I would be happy with a PHP-ILE compiler. PHP would become another syntax available for developing ILE program like CL, COBOL, and RPG.

Of course, you would be running ILE programs at that point, not PHP web scripts. A PHP-ILE program would be no better at creating a web-faced GUI than a CL, COBOL, or RPG program.

The advantage would be letting a shop use one syntax and one set of programming tools for all their needs. Develop PHP-ILE programs for batch processing on the back end, and develop PHP scripts for web-based GUIs on the front end. I might still use CL to set up program run environments. But I would be able to stop using COBOL and RPG at that point.

And I'd be happy to win the lottery...

Kelly Cookson
Senior Programmer/Analyst
Dot Foods, Inc.
217-773-4486 x12676
www.dotfoods.com


-----Original Message-----
From: web400-bounces@xxxxxxxxxxxx [mailto:web400-bounces@xxxxxxxxxxxx] On Behalf Of CRPence
Sent: Friday, March 12, 2010 2:14 PM
To: web400@xxxxxxxxxxxx
Subject: Re: [WEB400] Calling a stored procedure that exists on the As/400 from PHP

If the PHP interface were "nice" [as I recall it is for REXX in
CMS] then I would expect the following to function more directly
than having to prepare and execute using parameter markers [i.e. the
question marks] and their respective variables:
"CALL GEMLIB.XXX111(:$Item , :$Desc)"
or "CALL GEMLIB.XXX111('". $Item . "' , :$Desc)"

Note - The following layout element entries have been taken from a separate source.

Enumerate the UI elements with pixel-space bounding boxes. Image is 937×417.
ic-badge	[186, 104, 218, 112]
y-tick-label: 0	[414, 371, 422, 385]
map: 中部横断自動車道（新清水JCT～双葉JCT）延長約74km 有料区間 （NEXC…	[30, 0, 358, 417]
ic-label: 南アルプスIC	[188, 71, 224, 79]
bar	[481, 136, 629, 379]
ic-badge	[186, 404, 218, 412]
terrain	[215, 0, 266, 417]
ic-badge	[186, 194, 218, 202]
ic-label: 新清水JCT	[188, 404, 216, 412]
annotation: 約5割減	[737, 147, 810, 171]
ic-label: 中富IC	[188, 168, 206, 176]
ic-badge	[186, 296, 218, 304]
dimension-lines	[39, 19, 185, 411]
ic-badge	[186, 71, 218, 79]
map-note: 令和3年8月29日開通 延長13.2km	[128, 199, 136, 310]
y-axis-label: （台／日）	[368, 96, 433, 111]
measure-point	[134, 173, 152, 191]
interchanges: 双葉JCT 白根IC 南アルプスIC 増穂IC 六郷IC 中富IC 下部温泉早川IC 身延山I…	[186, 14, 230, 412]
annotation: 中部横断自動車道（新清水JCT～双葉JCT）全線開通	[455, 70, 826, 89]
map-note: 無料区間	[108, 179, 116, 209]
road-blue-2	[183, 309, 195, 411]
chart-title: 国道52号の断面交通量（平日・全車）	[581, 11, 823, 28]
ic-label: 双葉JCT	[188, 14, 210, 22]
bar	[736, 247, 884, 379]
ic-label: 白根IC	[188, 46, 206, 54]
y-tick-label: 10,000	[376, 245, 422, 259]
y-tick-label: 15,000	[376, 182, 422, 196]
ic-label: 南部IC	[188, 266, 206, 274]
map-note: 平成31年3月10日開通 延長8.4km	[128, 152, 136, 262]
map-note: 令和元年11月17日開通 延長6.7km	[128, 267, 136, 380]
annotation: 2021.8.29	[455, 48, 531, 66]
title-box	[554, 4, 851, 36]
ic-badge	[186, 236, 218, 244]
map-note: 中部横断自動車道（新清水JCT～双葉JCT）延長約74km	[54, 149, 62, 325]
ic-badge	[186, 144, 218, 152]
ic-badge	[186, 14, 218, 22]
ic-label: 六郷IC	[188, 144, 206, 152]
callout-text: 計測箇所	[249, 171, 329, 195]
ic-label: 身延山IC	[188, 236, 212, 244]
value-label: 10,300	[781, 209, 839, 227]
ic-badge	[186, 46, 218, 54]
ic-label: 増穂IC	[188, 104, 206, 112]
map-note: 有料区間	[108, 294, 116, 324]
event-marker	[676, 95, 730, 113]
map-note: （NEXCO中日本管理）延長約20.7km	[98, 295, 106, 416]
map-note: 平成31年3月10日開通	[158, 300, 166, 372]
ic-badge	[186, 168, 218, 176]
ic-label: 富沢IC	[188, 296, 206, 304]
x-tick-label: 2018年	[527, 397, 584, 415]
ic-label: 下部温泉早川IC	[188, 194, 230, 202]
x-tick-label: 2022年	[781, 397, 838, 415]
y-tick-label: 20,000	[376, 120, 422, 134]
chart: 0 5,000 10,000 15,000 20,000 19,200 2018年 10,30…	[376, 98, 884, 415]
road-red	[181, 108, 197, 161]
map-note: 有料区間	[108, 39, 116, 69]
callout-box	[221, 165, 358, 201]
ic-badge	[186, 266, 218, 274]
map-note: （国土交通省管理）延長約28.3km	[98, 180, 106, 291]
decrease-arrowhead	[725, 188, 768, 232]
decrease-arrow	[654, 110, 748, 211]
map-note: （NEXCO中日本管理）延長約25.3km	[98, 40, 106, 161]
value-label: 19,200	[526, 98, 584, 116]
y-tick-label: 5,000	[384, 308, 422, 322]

In a prepared statement, it would be more like the following:
s01 = "CALL GEMLIB.XXX111('". $Item . "' , ? )"
odbc_prepare( s01 ...
odbc_execute( s01 ... with effective USING for the $Desc

However perhaps like suggested in "Support for INOUT and OUT
parameters of stored procedures" at the following link, the return
value will need to instead, be fetched from a result set; i.e. an
SQL procedure is introduced as a wrapper to invoke the original
procedure with the INOUT value, the result which is then returned as
an expression on the SELECT cursor.
http://www.ibm.com/developerworks/data/library/techarticle/dm-0502scott/

Regards, Chuck

Gqcy wrote:

This is where I am getting confused. I think this is the reason
some examples do the "question mark thingie" to position and load
the parameters, with a odbc_prepare...

But I haven't found out how to get that to work either.
I see that in some examples of using odbc_prepare it tells me
that if you want to use INOUT, or OUT, you may need to use the
"native extensions" for that database...

CRPence wrote:
Is that "CALL GEMLIB.XXX111('$Item''$Desc')" or "CALL
GEMLIB.XXX111('$Item' '$Desc')"? Either way is problematic. The
apostrophes suggest the values passed are literals.? A literal
is not addressable for OUT; nor would an omitted parameter be
addressable, but that would require the procedure was
overloaded.

Gqcy wrote:
CRPence wrote:
i.e. time would be better spent actually examining the what
& why of any difficulties in using the ODBC with stored
procedures.


here is where I get stuck:

how my procedure is created:
CREATE PROCEDURE XXX111
(IN PARM1 CHAR(15),
INOUT PARM2 CHAR(30))
EXTERNAL NAME GEMLIB.XXX111
LANGUAGE RPGLE ;

My PHP:

<? $Item = '30019590 ' ;
$Desc = ' ' ;
$con = as400connect();
$sqlqte = "CALL GEMLIB.XXX111('". $Item . "''" . $Desc. "') ";
SResultq = odbc_exec($con, $sqlqte) or die ("db Query Error");
echo 'SResultq = ' . $SResultq ;
echo 'Description: ' . $Desc ;
?>

My RPGLE program:
FXXXL01 IF E k disk
FQSYSPRT O F 132 printer
**
C *ENTRY PLIST
C Parm inprod 15
C Parm outdesc 30
**
C inprod CHAIN(e) XXXL01
C if %found(XXXL01)
C Eval outdesc = XDESC
C EndIF
C Except detail
C Eval *inLR = *on
**
oQSYSPRT E Detail 1
o INPROD +0001
o OutDesc +0001


RESULTS:
My program gets called. INPROD = '30019590'.
HOWEVER I get a PARM error, OUTDESC is NOT ADDRESSABLE.